Nor are hardened criminals the only victims. An attack on one gangster's car killed a 24-year-old man hired to fit it with a new stereo. In February, Nicole Alemy, 23, the wife of another gangster, was gunned down in her white Cadillac – with her four-year-old son in the back seat. On Friday, police arrested James Bacon – one of three brothers who left the United Nations gang to join the Red Scorpions, intensifying the rivalry between the two – for conspiring in the deaths of four gangsters in their flat in Surrey, south-east of Vancouver. Two innocent men were forced from the hallway into the flat and also killed. Police said they intend to make more arrests over the weekend.

As Vancouver has boomed over the past two decades, attracting wealthy immigrants from across Canada and the Pacific, so too has the illegal drugs trade. It is now the third largest industry in the province, generating between C$7bn (£3.8bn) and C$8bn a year. A young, party-loving population with liberal attitudes to drugs has created strong domestic demand, while the province's mild climate and a ready supply of well-educated horticulturalists has led to supply of a premium brand of cannabis called "BC bud", produced mostly in hydroponic "grow-ops".

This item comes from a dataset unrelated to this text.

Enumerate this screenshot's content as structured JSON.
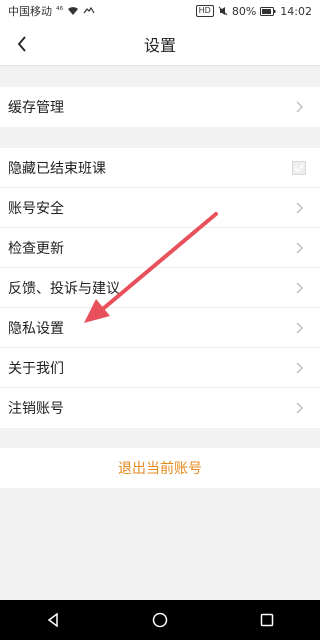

The drug's superior quality – "one puff and you're anaesthetised," reported one academic – also found favour with customers in the US, encouraging an imaginative corps of smugglers. Customs agents have found shipments in church vans, hollow logs and even kayaks. One enterprising crew emulated the prisoners of Stalag Luft III, digging a 110m tunnel "under the wire". The bigger problem for Canada, though, was the return trade. The US drug distributors preferred to pay in kind, with cocaine and guns.

Many commentators think Vancouver's violence is just a skirmish on the fringe of the much larger war in Mexico, where 6,000 were murdered last year as the state tried to reassert control over territories seized by drug lords. The result has been a 50 per cent rise in the price of cocaine in Canada, and correspondingly higher profits to fight over. But not everyone is convinced. Experts at Simon Fraser University argue that the problem is home-grown, and that it's exacerbated by police efforts to bang up mob leaders. "All you do is create vacancies as you put people in jail," said Ehor Boyanowsky, an associate professor of criminology. "Suddenly there's an opportunity."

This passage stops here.